Das ist bei Wir waren nur Mädchen allerdings anders, was das Besondere dieses Buches für mich ausmacht. Wir lernen Hannie Schaft, die es wirklich gegeben hat, kennen, als sie noch eine ganz normale Studentin in Amsterdam ist zur Zeit der deutschen Besatzung im zweiten Weltkrieg. Sie ist zu Beginn nicht besonders selbstbewusst und eher zurückhaltend. Als sie jedoch zufällig Feline und Sonja, zwei jüdische Mitstudentinnen, kennenlernt und sich mit ihnen anfreundet, beginnt sie sich zu öffnen. Die drei sind unzertrennlich und als die Juden immer mehr Einschränkungen im täglichen Leben auferlegt bekommen und schließlich sogar deportiert und ermordet werden, beschließt das unscheinbare, ruhige Mädchen, dass es Zeit ist zu handeln. Sie flieht mit den beiden zu ihren Eltern nach Haarlem, wo sie Sonja und Feline im Haus ihrer Eltern versteckt, um Kontakt zum Widerstand aufzunehmen. Diese sollen dann einen dauerhaften Unterschlupf für die beiden finden. Doch es kommt anders. Hannies Eltern möchten Feline und Sonja langfristig bei sich aufnehmen und Hannie schließt sich dem bewaffneten Widerstand an.
Von dem Moment an begleiten wir Hannie bei einigen mutigen und gefährlichen Aktionen des Widerstands.
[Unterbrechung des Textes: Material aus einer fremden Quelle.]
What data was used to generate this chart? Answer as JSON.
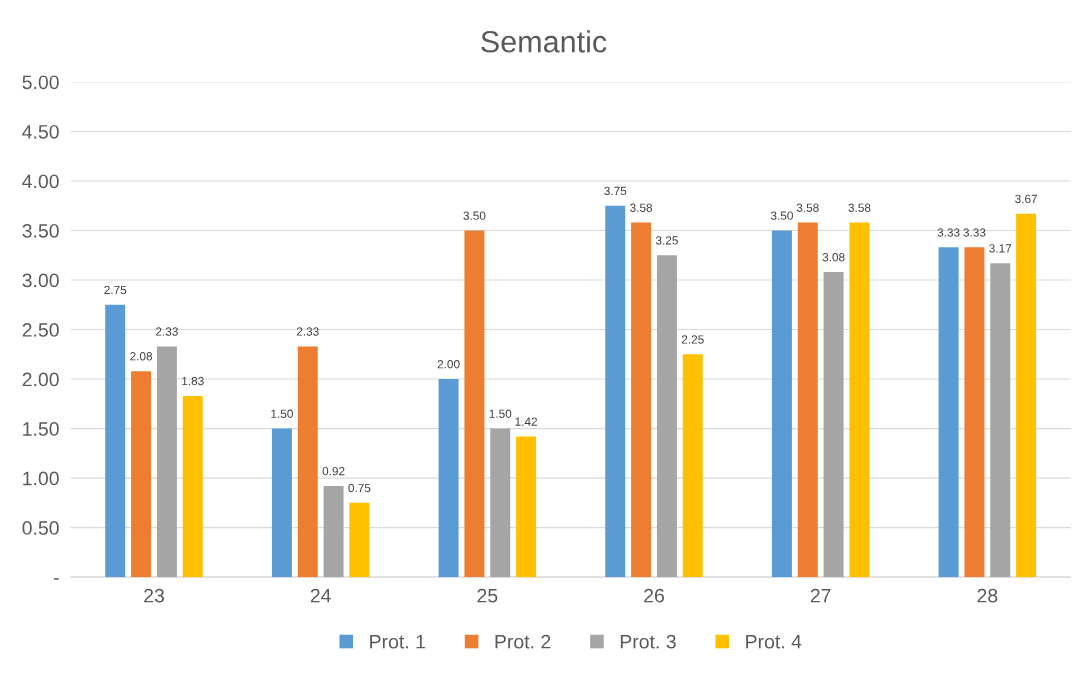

Vom Verteilen der Widerstandszeitung, über Sabotagen von Gleisen und Kraftwerken bis hin zu Mord ist alles dabei. Und im Verlauf wird Hannie immer mutiger, steht immer mehr für ihr Vaterland ein und denkt immer weniger an sich. Sie wird zu einer richtigen Heldin und man bekommt die Entwicklung von der braven Studentin zur mutigen Widerstandskämpferin live mit. Das hat mich total gefesselt. Ich konnte mich so gut in Hannie hineinversetzen, weil ihre Gefühle zum Greifen nah waren. Sie schildert, wie sich der Wut in ihr aufbaut, weil ihre Freundinnen so behandelt werden. Wir lesen, wie groß ihre Angst ist, wenn Juden auf offener Straße deportiert werden und wir bekommen die Stimmung in den besetzten Niederlanden hautnah zu erleben. Auch die kurze Liebesgeschichte zwischen ihr und einem der Widerstandsmitglieder trägt dazu bei, dass ich verstehen konnte, wie es damals gewesen sein muss. Denn Hannie trifft mehr als nur eine Entscheidung, die sie in Friedenszeiten niemals getroffen hätte, wie sie selbst schreibt. Ihr Fokus aber bleibt stets auf den Widerstand gerichtet und sie stellt ihr ganzes Leben hinten an. Das und auch die Emotionen, die dieses Buch transportieren, machen es zu einem ganz besonderen Lesehighlight.
Ich bin ganz begeistert von der Geschichte und noch begeisterter davon, dass es alles auf wahren Begebenheiten beruht. Am Ende des Buches gibt es nämlich zu allen Figuren des Buches eine Auflösung, was im echten Leben aus ihnen geworden ist. Danach ist mir nochmal mehr bewusstgeworden, dass das, was ich als spannende Geschichte gelesen habe, das Schicksal echter Menschen war. Wahnsinnig berührend und auf jeden Fall eine Leseempfehlung wert.